We applied DAISY to identify the SL-partners of VHL, MSH2 and PARP1, and the Synthetic
Dosage Lethal (SDL)-partners of KRAS. DAISY examined overall 7,276 gene-pairs that were
experimentally examined in one of the screens described above. In the case of KRAS, for which
two large-scale screens were conducted, DAISY examined only genes that were tested in both
screens as potential KRAS SDL-partners. We considered a gene to be an experimentally
identified KRAS-SDL only if it was detected as a KRAS-SDL in both screens. For MSH2, we
mapped between the drugs that were utilized in the screen to their targets according to DrugBank
(Knox et al., 2011), and disregarded drugs with more than one target, to avoid ambiguity.
To rigorously evaluate DAISY's performances in identifying the SL and SDL partners of these
key cancer-associated genes we used the p-values DAISY generated to classify, in an
unsupervised manner, between SL and non-SL gene pairs or SDL and non-SDL genes. As
described in the Experimental Procedures, DAISY computes for every dataset and every pair of
genes a p-value that denotes the significance of the association between the genes according to
the pertaining dataset (prior to the correction for multiple hypotheses testing). For every
inference procedure we combined the p-values obtained by its datasets into a single p-value per
gene-pair via Fisher's combined probability test, also known as Fisher's Method (Mosteller and
Fisher, 1948).
SoFpvalue(A,B)=Fisher's_Method({SoFpvalue,I(A,B)| I∈ SoFdatasets})
shRNApvalue(A,B)=Fisher's_Method({shRNApvalue,I(A,B)| I∈shRNAdatasets})
mRNApvalue(A,B)=Fisher's_Method({mRNApvalue,I(A,B)| I∈mRNAdatasets})
We further integrated the three combined p-values into one p-value per gene-pair, again via
Fisher's method, when considering all inference procedures or only the SoF and co-expression
procedures.
SoF_mRNApvalue(A,B)=Fisher's_Method(SoFpvalue(A,B)∪mRNApvalue(A,B))

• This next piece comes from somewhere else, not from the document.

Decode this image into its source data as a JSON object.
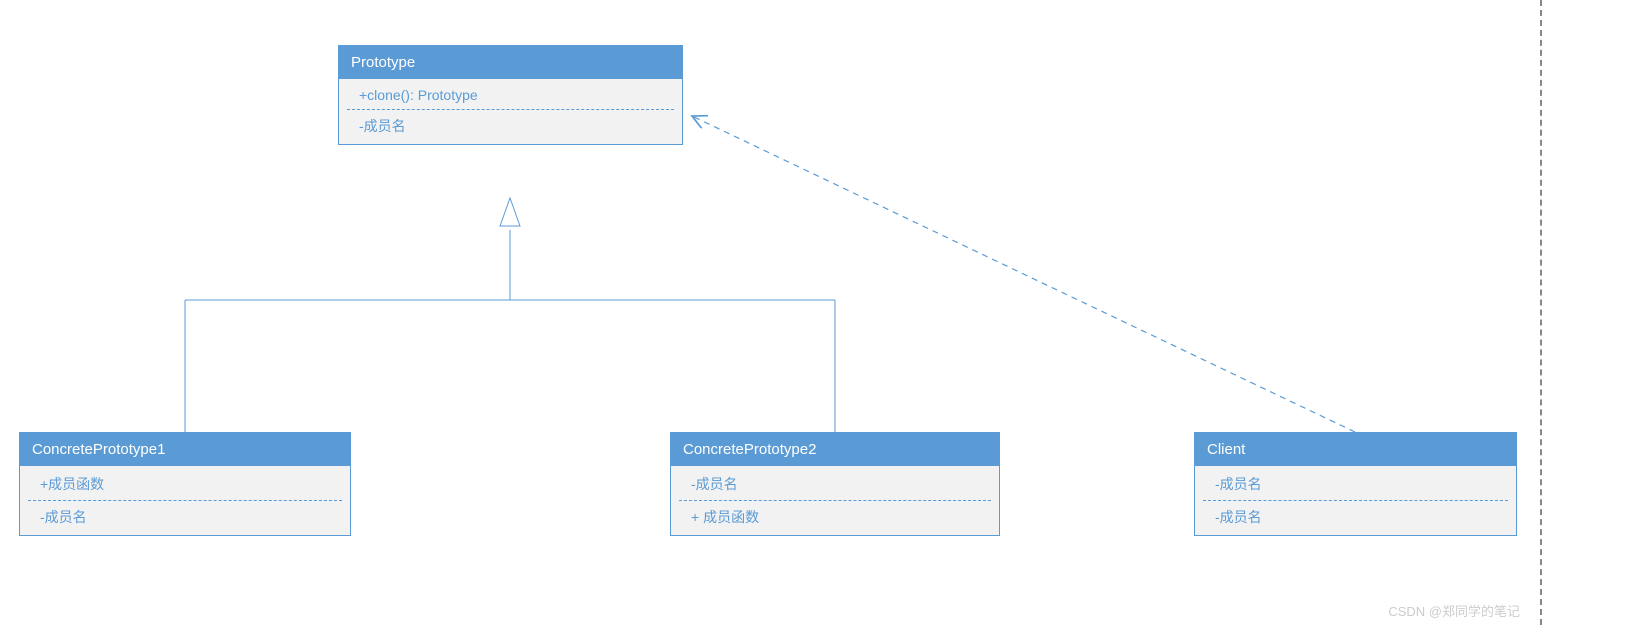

Allpvalue(A,B)= Fisher's_Method(SoFpvalue(A,B)∪shRNApvalue(A,B)∪mRNApvalue(A,B)})
We corrected the p-values for multiple hypotheses testing via Bonferroni correction, after their
combination.
Based on each one of the five p-values described above we generate a Receiver Operating
Characteristic (ROC) curve. The ROC-curve plots the fraction of true positives – correctly
predicted SLs or SDLs – out of the total actual positives (true positive rate) vs. the fraction of
false positives – falsely predicted SLs or SDLs – out of the total actual negatives (false positive
rate), across many decision threshold settings. The latter is an increasing p-value threshold,
starting from the most stringent definition that results in a very small and top-ranked set of
predicted SL and SDL pairs, and moving towards a more permissive setup in which more gene
pairs are predicted to interact. The resulting Area Under the Curve (AUC) of the ROC-curve is a
conventionally used measure of the overall performance of a classifier, where an AUC of 0.5
denotes the performance of a random predictor and an AUC of 1 denotes the performance of an
ideal predictor.
We computed an empirical p-value for the obtained AUC by randomly shuffling the labels
10,000 times, and re-computing the AUC with the random labels. We then counted the number
of times a random AUC was greater or equal to the original AUC. This number divided by
10,000 is the empirical p-value of the AUC.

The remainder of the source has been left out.